Enfin de nouveaux virus ou de nouvelles bactéries peuvent nous menacer. Par exemple, devons-nous avoir peur des nouveaux virus géants découverts du fait du réchauffement climatique dans le permafrost sibérien ? Ou encore, l’emploi de nouvelles technologies telles que le Maldi-Tof (spectromètre de masse couplant une source d’ionisation laser assistée par une matrice et un analyseur par temps de vol) nous permettra peut-être de découvrir rapidement de nouvelles bactéries occasionnellement pathogènes, à la condition d’associer ces découvertes à une excellente expertise clinique. Enfin, la découverte depuis avril 2013 des premiers cas d’infections humaines en Chine provoqués un virus influenza aviaire faiblement pathogène pour les oiseaux H7N9 peut être inquiétante (677 cas confirmés, dont 275 décès au 4 septembre 2015) car seule l’interdiction des marchés de volailles vivantes s’est révélée efficace pour limiter les contaminations, mais le risque d’une nouvelle vague de contaminations n’est pas exclue.

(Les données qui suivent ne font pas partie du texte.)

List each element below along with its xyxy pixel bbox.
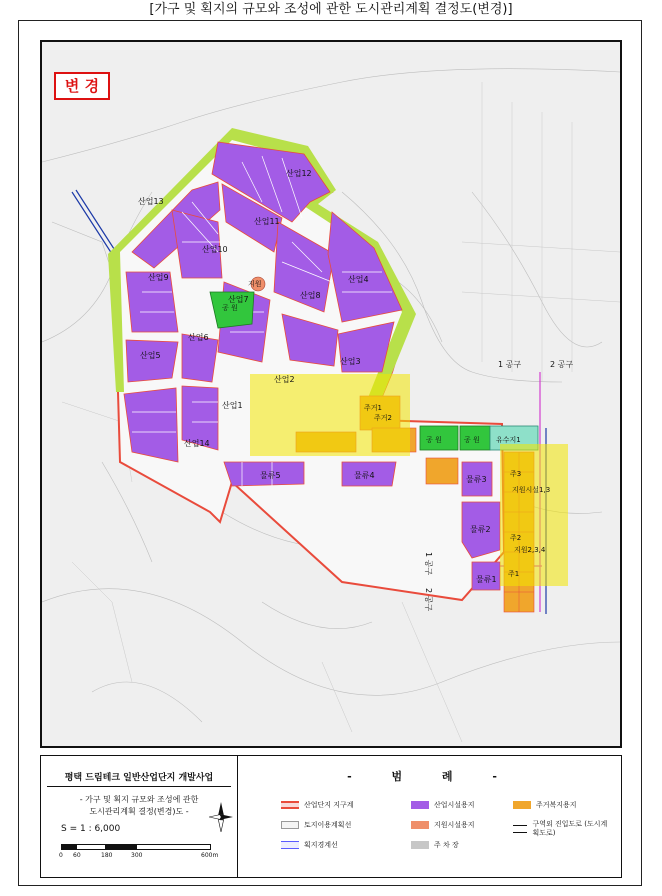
support-label: 지원시설1,3 [512, 486, 551, 494]
block-label: 산업10 [202, 245, 228, 254]
legend-item: 획지경계선 [281, 840, 338, 850]
legend-item: 구역외 진입도로 (도시계획도로) [513, 820, 611, 838]
block-label: 산업7 [228, 295, 249, 304]
change-badge: 변 경 [54, 72, 110, 100]
scale-tick: 300 [131, 852, 143, 859]
lot-label: 2 공구 [550, 360, 574, 369]
block-label: 산업1 [222, 401, 243, 410]
support-label: 지원 [248, 280, 262, 288]
block-label: 물류4 [354, 471, 375, 480]
north-arrow-icon [209, 802, 233, 832]
project-title: 평택 드림테크 일반산업단지 개발사업 [64, 773, 214, 783]
planning-map [42, 42, 620, 746]
page-title: [가구 및 획지의 규모와 조성에 관한 도시관리계획 결정도(변경)] [149, 2, 513, 17]
block-label: 산업11 [254, 217, 280, 226]
block-label: 물류1 [476, 575, 497, 584]
title-block [40, 755, 622, 878]
block-label: 산업12 [286, 169, 312, 178]
block-label: 산업3 [340, 357, 361, 366]
block-label: 산업13 [138, 197, 164, 206]
block-label: 산업8 [300, 291, 321, 300]
res-label: 주2 [510, 534, 522, 542]
legend-item: 산업시설용지 [411, 800, 475, 810]
block-label: 물류3 [466, 475, 487, 484]
block-label: 산업14 [184, 439, 210, 448]
water-label: 유수지1 [496, 436, 521, 444]
scale-bar [61, 844, 211, 850]
res-label: 주1 [508, 570, 520, 578]
legend-item: 주거복지용지 [513, 800, 577, 810]
scale-text: S = 1 : 6,000 [61, 824, 121, 834]
map-panel[interactable] [40, 40, 622, 748]
legend [241, 756, 621, 877]
project-subtitle: - 가구 및 획지 규모와 조성에 관한 [79, 795, 199, 804]
divider [47, 786, 231, 787]
res-label: 주거2 [374, 414, 392, 422]
lot-label: 1 공구 [498, 360, 522, 369]
block-label: 산업2 [274, 375, 295, 384]
res-label: 주거1 [364, 404, 382, 412]
scale-tick: 180 [101, 852, 113, 859]
lot-label: 1 공구 [424, 552, 433, 576]
block-label: 산업6 [188, 333, 209, 342]
park-label: 공 원 [464, 436, 480, 444]
park-label: 공 원 [222, 304, 238, 312]
legend-item: 토지이용계획선 [281, 820, 351, 830]
park-label: 공 원 [426, 436, 442, 444]
scale-tick: 0 [59, 852, 63, 859]
support-label: 지원2,3,4 [514, 546, 546, 554]
block-label: 산업4 [348, 275, 369, 284]
legend-item: 산업단지 지구계 [281, 800, 354, 810]
block-label: 물류5 [260, 471, 281, 480]
block-label: 산업5 [140, 351, 161, 360]
project-subtitle: 도시관리계획 결정(변경)도 - [89, 807, 189, 816]
scale-tick: 60 [73, 852, 81, 859]
res-label: 주3 [510, 470, 522, 478]
block-label: 물류2 [470, 525, 491, 534]
legend-title: - 범 례 - [347, 770, 515, 783]
block-label: 산업9 [148, 273, 169, 282]
legend-item: 지원시설용지 [411, 820, 475, 830]
lot-label: 2 공구 [424, 588, 433, 612]
project-panel [41, 756, 238, 877]
legend-item: 주 차 장 [411, 840, 459, 850]
scale-tick: 600m [201, 852, 219, 859]
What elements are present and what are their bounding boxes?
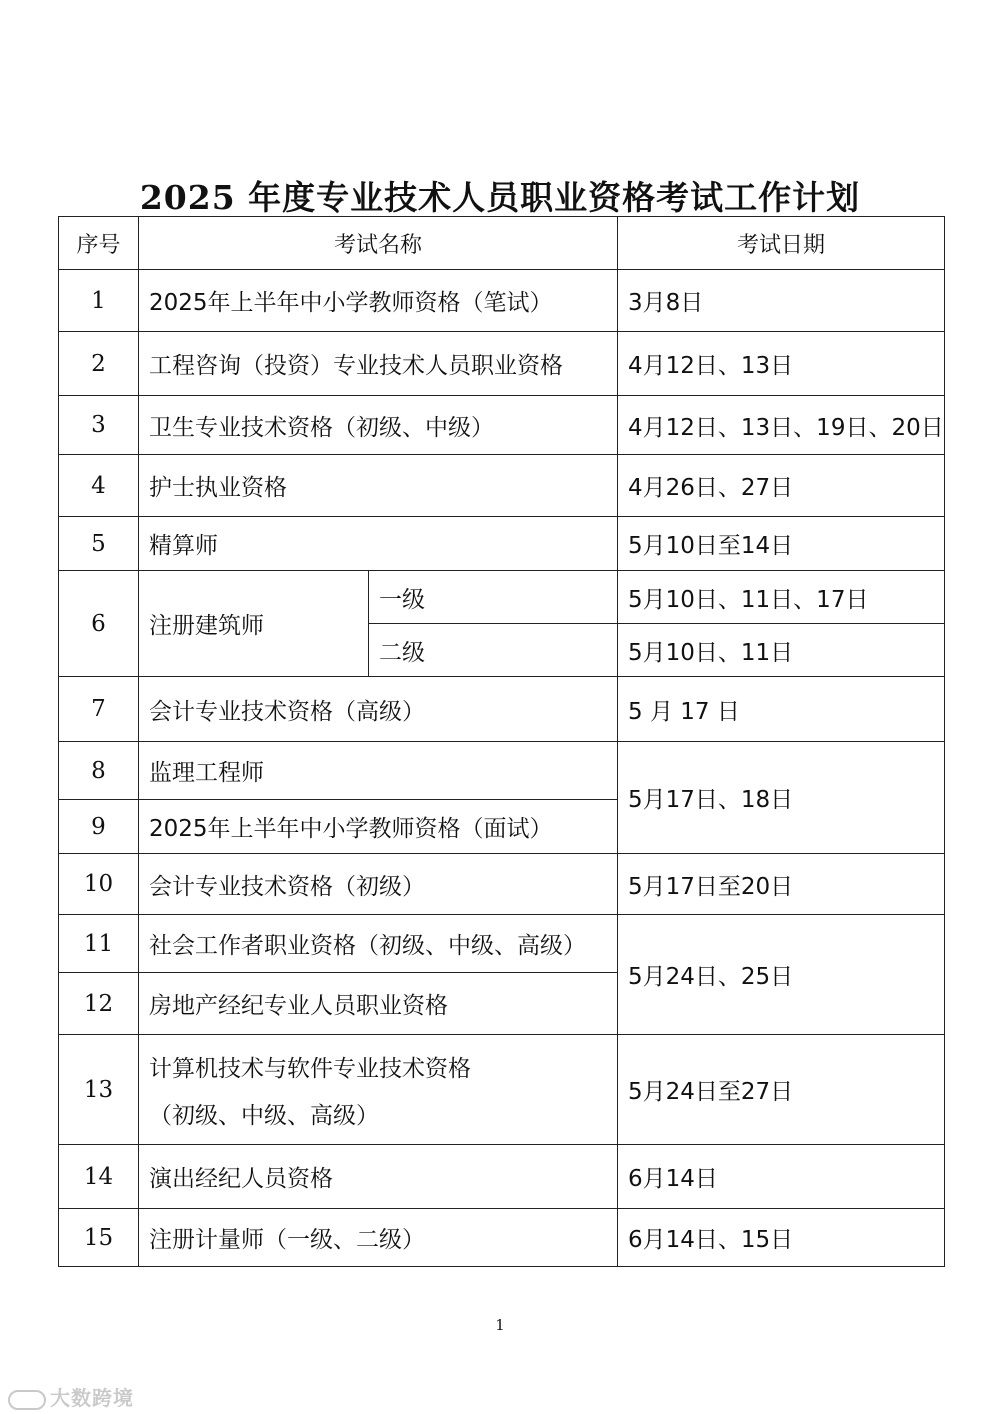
row-date: 5 月 17 日 bbox=[618, 677, 945, 742]
row-sublevel: 一级 bbox=[369, 571, 618, 624]
row-name: 2025年上半年中小学教师资格（笔试） bbox=[139, 270, 618, 332]
row-date: 5月10日至14日 bbox=[618, 517, 945, 571]
table-row bbox=[59, 854, 945, 915]
table-row bbox=[59, 571, 945, 624]
row-seq: 8 bbox=[59, 742, 139, 800]
page-number: 1 bbox=[495, 1316, 505, 1334]
row-seq: 6 bbox=[59, 571, 139, 677]
row-name-line1: 计算机技术与软件专业技术资格 bbox=[149, 1055, 471, 1082]
row-sublevel: 二级 bbox=[369, 624, 618, 677]
row-name: 会计专业技术资格（高级） bbox=[139, 677, 618, 742]
row-date: 4月12日、13日 bbox=[618, 332, 945, 396]
row-date: 5月24日、25日 bbox=[618, 915, 945, 1035]
row-name: 演出经纪人员资格 bbox=[139, 1145, 618, 1209]
row-seq: 13 bbox=[59, 1035, 139, 1145]
row-name: 社会工作者职业资格（初级、中级、高级） bbox=[139, 915, 618, 973]
row-seq: 4 bbox=[59, 455, 139, 517]
header-seq: 序号 bbox=[59, 217, 139, 270]
row-seq: 2 bbox=[59, 332, 139, 396]
row-name-line2: （初级、中级、高级） bbox=[149, 1102, 379, 1129]
row-date: 5月24日至27日 bbox=[618, 1035, 945, 1145]
table-row bbox=[59, 677, 945, 742]
watermark-text: 大数跨境 bbox=[50, 1386, 134, 1410]
table-row bbox=[59, 915, 945, 973]
table-row bbox=[59, 1209, 945, 1267]
header-name: 考试名称 bbox=[139, 217, 618, 270]
row-seq: 11 bbox=[59, 915, 139, 973]
watermark-logo-icon bbox=[8, 1390, 46, 1410]
row-name: 房地产经纪专业人员职业资格 bbox=[139, 973, 618, 1035]
row-seq: 1 bbox=[59, 270, 139, 332]
row-seq: 10 bbox=[59, 854, 139, 915]
row-name: 护士执业资格 bbox=[139, 455, 618, 517]
row-date: 3月8日 bbox=[618, 270, 945, 332]
table-row bbox=[59, 742, 945, 800]
table-row bbox=[59, 517, 945, 571]
row-name: 卫生专业技术资格（初级、中级） bbox=[139, 396, 618, 455]
watermark bbox=[8, 1382, 134, 1411]
header-date: 考试日期 bbox=[618, 217, 945, 270]
row-date: 6月14日、15日 bbox=[618, 1209, 945, 1267]
row-seq: 15 bbox=[59, 1209, 139, 1267]
row-name: 精算师 bbox=[139, 517, 618, 571]
row-date: 4月26日、27日 bbox=[618, 455, 945, 517]
row-name: 2025年上半年中小学教师资格（面试） bbox=[139, 800, 618, 854]
row-name-multiline bbox=[139, 1035, 618, 1145]
row-seq: 9 bbox=[59, 800, 139, 854]
row-seq: 14 bbox=[59, 1145, 139, 1209]
table-row bbox=[59, 332, 945, 396]
row-seq: 5 bbox=[59, 517, 139, 571]
table-row bbox=[59, 455, 945, 517]
row-seq: 12 bbox=[59, 973, 139, 1035]
row-seq: 7 bbox=[59, 677, 139, 742]
row-name: 注册建筑师 bbox=[139, 571, 369, 677]
row-date: 5月17日、18日 bbox=[618, 742, 945, 854]
row-name: 工程咨询（投资）专业技术人员职业资格 bbox=[139, 332, 618, 396]
table-row bbox=[59, 270, 945, 332]
row-date: 5月10日、11日 bbox=[618, 624, 945, 677]
row-name: 注册计量师（一级、二级） bbox=[139, 1209, 618, 1267]
exam-schedule-table bbox=[58, 216, 945, 1267]
row-date: 5月17日至20日 bbox=[618, 854, 945, 915]
table-row bbox=[59, 1035, 945, 1145]
row-name: 会计专业技术资格（初级） bbox=[139, 854, 618, 915]
table-row bbox=[59, 1145, 945, 1209]
row-date: 6月14日 bbox=[618, 1145, 945, 1209]
row-name: 监理工程师 bbox=[139, 742, 618, 800]
document-title: 2025 年度专业技术人员职业资格考试工作计划 bbox=[139, 178, 861, 217]
table-row bbox=[59, 396, 945, 455]
row-date: 5月10日、11日、17日 bbox=[618, 571, 945, 624]
row-date: 4月12日、13日、19日、20日 bbox=[618, 396, 945, 455]
table-header-row bbox=[59, 217, 945, 270]
row-seq: 3 bbox=[59, 396, 139, 455]
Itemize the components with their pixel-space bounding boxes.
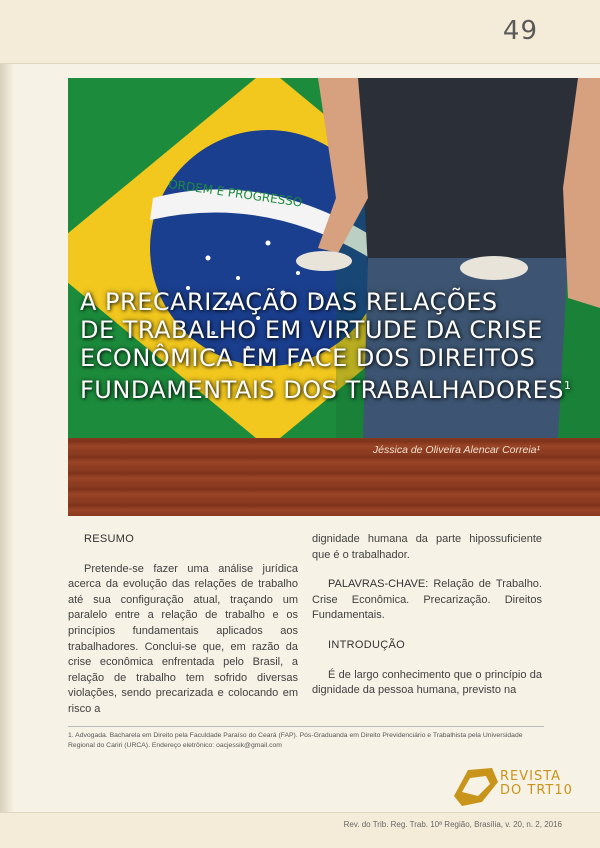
flag-motto: ORDEM E PROGRESSO	[167, 176, 304, 210]
page-binding-shadow	[0, 0, 14, 848]
article-title	[80, 288, 580, 404]
footer-band	[0, 812, 600, 848]
resumo-continuation: dignidade humana da parte hipossuficiente que é o trabalhador.	[312, 533, 542, 561]
left-column	[68, 532, 298, 732]
logo-line: DO TRT10	[500, 783, 573, 798]
author-name: Jéssica de Oliveira Alencar Correia¹	[372, 444, 540, 456]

En conclusion, certaines maladies ont disparu grâce aux progrès des méthodes de prévention (exemple de la variole humaine et de la peste bovine). Il n’en reste pas moins que les risques d’importation de nouvelles maladies zoonotiques ou non en Europe sont encore nombreux. Les vétérinaires du terrain seront souvent en première ligne mais cela implique qu’ils soient sensibilisés et formés au diagnostic de maladies inhabituelles dans la pratique courante.